Autoimmune bullous diseases are a heterogeneous group of blistering diseases affecting the skin and/or mucous membrane. Systemic corticosteroids, which are often associated with immunosuppressants, are the main treatment option for these diseases. The 2 main biologics used in the treatment of autoimmune bullous diseases are rituximab, especially in pemphigus and mucous membrane pemphigoid, and omalizumab in bullous pemphigoid. Rituximab is a promising therapeutic option in pemphigus and mucous membrane pemphigoid. Its tolerance is rather good, although rare but potentially severe side effects can occur. Omalizumab has not been robustly evaluated in the treatment of bullous pemphigoid. Some case reports suggest that this drug might be of interest in a few patients with recalcitrant BP and high immunoglobulin E serum levels. Interestingly, this drug is generally well tolerated.

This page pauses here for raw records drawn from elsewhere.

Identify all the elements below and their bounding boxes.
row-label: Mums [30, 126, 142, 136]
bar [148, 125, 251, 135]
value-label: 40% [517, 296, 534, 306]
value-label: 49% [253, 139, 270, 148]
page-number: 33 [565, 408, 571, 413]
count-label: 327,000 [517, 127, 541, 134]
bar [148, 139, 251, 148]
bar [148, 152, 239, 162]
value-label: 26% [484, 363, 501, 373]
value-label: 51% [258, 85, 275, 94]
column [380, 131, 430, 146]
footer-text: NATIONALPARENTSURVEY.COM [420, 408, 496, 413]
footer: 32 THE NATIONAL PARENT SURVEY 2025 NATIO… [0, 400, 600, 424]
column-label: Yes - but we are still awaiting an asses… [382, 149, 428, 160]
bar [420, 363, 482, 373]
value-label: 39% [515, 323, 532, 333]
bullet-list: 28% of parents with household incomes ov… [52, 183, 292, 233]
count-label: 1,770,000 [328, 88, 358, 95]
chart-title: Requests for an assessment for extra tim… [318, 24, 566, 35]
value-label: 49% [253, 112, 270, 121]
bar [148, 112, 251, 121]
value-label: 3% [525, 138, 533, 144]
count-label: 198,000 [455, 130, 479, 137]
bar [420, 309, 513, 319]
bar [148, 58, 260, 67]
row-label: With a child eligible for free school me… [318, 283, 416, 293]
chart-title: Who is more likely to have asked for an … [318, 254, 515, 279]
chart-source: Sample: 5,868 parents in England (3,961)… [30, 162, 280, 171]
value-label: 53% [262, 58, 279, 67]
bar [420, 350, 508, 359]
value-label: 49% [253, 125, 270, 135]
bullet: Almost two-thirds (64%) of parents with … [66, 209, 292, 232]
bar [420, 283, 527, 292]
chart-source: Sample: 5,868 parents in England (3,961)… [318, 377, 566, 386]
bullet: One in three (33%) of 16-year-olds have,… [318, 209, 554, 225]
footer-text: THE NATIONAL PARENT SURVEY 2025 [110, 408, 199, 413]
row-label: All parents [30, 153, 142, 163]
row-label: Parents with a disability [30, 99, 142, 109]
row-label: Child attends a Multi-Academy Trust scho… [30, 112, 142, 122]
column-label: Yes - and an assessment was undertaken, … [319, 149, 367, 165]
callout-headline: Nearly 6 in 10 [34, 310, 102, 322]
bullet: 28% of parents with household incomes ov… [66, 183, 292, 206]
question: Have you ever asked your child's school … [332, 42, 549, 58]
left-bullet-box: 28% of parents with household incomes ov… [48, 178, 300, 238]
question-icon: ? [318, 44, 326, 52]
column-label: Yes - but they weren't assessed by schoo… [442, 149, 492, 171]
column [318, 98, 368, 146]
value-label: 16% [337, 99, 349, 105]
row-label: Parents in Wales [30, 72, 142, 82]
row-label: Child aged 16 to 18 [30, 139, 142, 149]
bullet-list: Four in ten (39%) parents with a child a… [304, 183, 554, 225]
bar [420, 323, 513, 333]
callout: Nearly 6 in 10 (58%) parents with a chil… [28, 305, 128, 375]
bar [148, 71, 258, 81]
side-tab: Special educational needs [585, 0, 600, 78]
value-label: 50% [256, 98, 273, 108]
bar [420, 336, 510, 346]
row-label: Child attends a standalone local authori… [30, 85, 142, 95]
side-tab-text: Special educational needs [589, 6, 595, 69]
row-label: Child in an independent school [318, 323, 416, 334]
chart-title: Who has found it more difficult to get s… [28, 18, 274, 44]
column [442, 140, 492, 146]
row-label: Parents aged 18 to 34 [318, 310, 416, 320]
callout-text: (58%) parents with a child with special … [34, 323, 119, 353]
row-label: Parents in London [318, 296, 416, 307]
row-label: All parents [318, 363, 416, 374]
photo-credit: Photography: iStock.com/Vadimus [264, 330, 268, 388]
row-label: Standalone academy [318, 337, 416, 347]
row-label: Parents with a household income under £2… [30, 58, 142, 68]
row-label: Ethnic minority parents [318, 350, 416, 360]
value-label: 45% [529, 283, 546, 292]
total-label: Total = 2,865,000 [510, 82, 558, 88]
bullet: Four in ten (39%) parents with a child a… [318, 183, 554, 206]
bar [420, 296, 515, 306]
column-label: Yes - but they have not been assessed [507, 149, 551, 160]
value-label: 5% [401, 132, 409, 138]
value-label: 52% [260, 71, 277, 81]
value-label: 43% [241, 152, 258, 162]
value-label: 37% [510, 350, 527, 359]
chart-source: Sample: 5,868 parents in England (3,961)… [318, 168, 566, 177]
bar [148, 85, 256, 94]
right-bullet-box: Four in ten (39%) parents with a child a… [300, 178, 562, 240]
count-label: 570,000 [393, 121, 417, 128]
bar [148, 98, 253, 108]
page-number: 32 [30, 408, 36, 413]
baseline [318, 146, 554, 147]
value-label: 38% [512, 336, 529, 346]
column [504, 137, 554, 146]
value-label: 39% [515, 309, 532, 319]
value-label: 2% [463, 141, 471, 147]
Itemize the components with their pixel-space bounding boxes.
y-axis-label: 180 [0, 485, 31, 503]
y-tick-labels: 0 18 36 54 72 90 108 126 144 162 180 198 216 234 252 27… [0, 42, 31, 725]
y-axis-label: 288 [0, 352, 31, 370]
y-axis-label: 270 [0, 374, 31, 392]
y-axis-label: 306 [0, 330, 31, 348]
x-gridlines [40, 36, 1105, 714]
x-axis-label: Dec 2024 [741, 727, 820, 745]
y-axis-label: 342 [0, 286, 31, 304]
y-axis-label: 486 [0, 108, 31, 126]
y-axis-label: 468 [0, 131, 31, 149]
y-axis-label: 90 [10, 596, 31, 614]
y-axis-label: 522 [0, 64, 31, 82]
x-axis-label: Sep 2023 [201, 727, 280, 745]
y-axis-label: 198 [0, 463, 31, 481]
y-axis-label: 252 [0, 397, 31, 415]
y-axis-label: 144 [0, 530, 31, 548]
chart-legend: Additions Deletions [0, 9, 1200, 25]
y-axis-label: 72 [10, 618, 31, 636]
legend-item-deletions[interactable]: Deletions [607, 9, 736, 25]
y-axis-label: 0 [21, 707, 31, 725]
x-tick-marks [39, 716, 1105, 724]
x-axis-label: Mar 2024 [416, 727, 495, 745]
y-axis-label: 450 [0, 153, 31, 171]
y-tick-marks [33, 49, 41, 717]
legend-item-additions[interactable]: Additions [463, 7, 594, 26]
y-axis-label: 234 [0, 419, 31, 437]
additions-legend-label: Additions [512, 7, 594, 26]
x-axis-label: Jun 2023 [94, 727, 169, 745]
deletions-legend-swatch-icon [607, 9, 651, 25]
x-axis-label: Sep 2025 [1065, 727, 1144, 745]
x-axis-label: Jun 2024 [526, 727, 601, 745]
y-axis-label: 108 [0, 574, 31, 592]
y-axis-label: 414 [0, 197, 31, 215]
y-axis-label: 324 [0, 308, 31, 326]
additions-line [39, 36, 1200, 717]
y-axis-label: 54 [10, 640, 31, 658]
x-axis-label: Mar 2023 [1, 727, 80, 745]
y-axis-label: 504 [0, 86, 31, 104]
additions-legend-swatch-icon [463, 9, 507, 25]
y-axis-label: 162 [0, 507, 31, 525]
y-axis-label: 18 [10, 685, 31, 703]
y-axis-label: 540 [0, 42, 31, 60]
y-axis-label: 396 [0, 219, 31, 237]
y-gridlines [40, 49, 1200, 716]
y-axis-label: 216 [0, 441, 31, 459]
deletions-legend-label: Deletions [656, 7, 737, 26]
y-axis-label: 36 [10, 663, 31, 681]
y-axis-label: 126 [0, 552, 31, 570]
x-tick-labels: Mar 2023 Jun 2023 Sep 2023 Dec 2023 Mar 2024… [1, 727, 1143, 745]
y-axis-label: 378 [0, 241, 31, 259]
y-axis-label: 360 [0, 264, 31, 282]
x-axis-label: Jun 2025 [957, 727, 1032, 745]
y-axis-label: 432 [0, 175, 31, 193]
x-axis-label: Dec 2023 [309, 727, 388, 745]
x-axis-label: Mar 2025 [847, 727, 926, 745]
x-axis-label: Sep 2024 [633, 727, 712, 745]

自身免疫性大疱性疾病是一组异质性的水疱性疾病,可累及皮肤和/或黏膜。通常与免疫抑制剂联合使用的全身性皮质类固醇是这些疾病的主要治疗选择。用于治疗自身免疫性大疱性疾病的两种主要生物制剂是利妥昔单抗,尤其用于天疱疮和黏膜类天疱疮,以及用于大疱性类天疱疮的奥马珠单抗。利妥昔单抗在天疱疮和黏膜类天疱疮中是一种有前景的治疗选择。其耐受性相当好,尽管可能会出现罕见但潜在严重的副作用。奥马珠单抗在大疱性类天疱疮治疗中的评估并不充分。一些病例报告表明,这种药物可能对少数难治性大疱性类天疱疮且血清免疫球蛋白E水平高的患者有意义。有趣的是,这种药物通常耐受性良好。